Via Amalfi è una delle traverse che collegano il trafficato Viale Salerno al lungomare. E lì risiedono le vittime dell’incendio di questa notte, di chiara matrice dolosa, nel quale sono andate a fuoco una Lancia Y e una Ford Focus, la prima andata completamente carbonizzata, la seconda soltanto parzialmente. Vetture in uso al pregiudicato 39enne Antonio Sammarro e alla moglie.

 

 

Sammarro è un nome e un volto assai noto negli ambienti investigativi e giudiziari, nonché alle cronache, per i suoi numerosi precedenti riconducibili allo spaccio di sostanze stupefacenti.

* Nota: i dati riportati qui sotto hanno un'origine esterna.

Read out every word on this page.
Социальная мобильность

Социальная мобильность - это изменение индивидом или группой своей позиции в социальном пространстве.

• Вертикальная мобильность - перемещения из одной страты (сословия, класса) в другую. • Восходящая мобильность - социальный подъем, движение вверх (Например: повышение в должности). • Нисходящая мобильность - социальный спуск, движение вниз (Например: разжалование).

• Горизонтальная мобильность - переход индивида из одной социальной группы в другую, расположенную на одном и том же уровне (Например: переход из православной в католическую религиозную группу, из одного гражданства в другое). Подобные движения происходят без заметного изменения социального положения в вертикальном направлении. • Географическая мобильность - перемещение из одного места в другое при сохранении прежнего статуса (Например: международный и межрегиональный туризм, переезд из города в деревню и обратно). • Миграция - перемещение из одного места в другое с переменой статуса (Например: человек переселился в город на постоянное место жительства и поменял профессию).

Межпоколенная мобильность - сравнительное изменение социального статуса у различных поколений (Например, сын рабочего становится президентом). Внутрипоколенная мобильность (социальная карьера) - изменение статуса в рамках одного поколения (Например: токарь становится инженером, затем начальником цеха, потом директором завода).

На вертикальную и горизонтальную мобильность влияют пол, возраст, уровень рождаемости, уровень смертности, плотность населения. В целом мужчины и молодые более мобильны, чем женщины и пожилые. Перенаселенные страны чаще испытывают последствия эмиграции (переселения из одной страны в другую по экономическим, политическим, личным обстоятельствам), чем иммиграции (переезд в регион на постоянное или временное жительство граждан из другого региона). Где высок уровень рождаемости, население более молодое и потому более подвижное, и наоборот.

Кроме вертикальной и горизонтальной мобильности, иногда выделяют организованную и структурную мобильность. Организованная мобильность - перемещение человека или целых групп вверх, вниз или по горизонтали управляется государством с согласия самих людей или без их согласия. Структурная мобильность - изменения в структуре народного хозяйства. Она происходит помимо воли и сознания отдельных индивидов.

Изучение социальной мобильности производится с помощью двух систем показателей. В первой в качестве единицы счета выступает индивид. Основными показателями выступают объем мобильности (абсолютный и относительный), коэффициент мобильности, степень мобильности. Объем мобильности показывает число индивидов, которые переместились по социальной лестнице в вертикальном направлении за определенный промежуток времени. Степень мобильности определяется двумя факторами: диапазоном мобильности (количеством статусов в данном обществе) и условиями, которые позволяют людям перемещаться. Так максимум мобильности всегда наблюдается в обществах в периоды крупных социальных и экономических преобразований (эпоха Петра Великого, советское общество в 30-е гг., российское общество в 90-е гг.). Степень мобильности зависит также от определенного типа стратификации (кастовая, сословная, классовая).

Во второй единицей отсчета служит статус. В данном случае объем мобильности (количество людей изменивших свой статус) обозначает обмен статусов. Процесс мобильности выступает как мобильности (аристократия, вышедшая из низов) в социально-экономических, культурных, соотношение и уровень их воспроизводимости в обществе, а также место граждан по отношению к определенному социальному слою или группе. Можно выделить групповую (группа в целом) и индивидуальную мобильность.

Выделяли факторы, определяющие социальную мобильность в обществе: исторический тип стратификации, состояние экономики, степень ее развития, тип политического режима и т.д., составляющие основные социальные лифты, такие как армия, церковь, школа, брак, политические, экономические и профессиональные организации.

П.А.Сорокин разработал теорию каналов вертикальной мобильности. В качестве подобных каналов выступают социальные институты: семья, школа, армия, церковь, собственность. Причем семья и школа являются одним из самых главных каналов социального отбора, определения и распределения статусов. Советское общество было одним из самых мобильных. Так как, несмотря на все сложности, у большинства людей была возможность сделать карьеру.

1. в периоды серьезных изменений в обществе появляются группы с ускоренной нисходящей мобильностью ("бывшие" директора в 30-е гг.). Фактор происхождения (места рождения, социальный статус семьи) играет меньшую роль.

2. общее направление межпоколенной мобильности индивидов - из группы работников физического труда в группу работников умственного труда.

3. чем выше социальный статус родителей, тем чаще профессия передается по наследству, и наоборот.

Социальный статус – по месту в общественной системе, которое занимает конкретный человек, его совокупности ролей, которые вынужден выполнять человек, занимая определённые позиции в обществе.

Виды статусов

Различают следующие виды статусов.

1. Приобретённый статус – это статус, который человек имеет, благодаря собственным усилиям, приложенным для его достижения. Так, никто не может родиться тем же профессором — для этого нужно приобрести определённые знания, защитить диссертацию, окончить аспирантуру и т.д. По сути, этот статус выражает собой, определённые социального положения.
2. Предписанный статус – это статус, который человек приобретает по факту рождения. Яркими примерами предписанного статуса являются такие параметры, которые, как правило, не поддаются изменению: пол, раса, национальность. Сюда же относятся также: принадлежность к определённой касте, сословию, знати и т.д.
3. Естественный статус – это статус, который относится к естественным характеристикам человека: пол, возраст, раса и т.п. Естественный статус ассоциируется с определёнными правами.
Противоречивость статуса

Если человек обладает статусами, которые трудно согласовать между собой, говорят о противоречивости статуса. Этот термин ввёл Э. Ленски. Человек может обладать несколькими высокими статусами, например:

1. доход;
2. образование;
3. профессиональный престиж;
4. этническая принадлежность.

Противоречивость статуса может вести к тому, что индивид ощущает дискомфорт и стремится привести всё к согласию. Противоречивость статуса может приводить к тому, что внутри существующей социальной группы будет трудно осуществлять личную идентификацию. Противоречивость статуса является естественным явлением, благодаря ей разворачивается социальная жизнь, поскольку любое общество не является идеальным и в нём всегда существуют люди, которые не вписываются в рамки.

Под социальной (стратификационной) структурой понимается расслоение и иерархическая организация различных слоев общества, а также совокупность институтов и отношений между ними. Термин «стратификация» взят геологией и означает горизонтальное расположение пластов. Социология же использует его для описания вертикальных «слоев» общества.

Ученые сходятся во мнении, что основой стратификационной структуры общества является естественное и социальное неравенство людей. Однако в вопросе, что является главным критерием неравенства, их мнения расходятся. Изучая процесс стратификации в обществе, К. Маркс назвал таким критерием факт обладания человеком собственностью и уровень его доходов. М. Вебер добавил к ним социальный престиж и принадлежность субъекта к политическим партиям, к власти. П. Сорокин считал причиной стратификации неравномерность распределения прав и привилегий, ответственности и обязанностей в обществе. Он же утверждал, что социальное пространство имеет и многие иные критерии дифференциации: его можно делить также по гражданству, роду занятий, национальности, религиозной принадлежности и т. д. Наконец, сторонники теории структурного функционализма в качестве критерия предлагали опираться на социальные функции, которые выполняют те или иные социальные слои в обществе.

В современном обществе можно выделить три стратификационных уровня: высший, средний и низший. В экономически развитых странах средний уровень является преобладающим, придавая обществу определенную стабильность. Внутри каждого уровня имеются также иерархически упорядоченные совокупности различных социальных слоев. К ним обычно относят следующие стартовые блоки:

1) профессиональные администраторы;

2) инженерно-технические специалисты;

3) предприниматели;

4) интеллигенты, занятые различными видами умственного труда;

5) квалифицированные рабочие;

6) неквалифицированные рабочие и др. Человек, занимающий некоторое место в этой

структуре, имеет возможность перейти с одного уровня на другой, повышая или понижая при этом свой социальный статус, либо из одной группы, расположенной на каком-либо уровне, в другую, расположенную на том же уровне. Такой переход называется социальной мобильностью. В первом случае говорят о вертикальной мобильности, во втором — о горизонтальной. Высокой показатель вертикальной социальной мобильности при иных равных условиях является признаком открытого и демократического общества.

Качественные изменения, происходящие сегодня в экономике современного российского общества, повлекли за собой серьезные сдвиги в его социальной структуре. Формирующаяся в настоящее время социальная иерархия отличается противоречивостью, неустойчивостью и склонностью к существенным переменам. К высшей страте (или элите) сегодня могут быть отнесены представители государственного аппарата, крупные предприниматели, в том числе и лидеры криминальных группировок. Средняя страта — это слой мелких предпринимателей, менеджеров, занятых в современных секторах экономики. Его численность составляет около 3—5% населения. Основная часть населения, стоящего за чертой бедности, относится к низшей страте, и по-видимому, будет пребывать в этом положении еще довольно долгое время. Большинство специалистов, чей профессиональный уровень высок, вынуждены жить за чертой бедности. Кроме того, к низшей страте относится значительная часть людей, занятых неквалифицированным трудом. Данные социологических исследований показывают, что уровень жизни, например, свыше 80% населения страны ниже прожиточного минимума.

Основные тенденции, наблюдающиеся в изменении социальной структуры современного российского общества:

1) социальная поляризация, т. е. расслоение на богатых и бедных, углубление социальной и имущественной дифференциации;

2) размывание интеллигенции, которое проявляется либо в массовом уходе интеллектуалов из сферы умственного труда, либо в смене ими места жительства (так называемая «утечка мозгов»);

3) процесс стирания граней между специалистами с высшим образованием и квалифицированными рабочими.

Tra i mesi di marzo e luglio scorsi era stato arrestato dalla polizia per ben tre volte, sempre per spaccio di droga. Un’attività che, secondo quanto ricostruito dagl’investigatori, avveniva proprio nei pressi della stessa abitazione dei due coniugi, a due passi dalla frequentatissima Piazzetta Portofino. Attualmente Sammarro è libero.

 

 

L’incendio delle auto di questa notte potrebbe sottendere qualche ritorsione proprio negli ambienti dello spaccio. Le fiamme dei mezzi dati al fuoco nottetempo e di soppiatto da mani ignote si sono sprigionate altissime. Sul posto i vigili del fuoco del distaccamento cittadino cui è toccata l’incombenza di spegnere il rogo, e i carabinieri della Compagnia coriglianese. Le indagini sono in corso.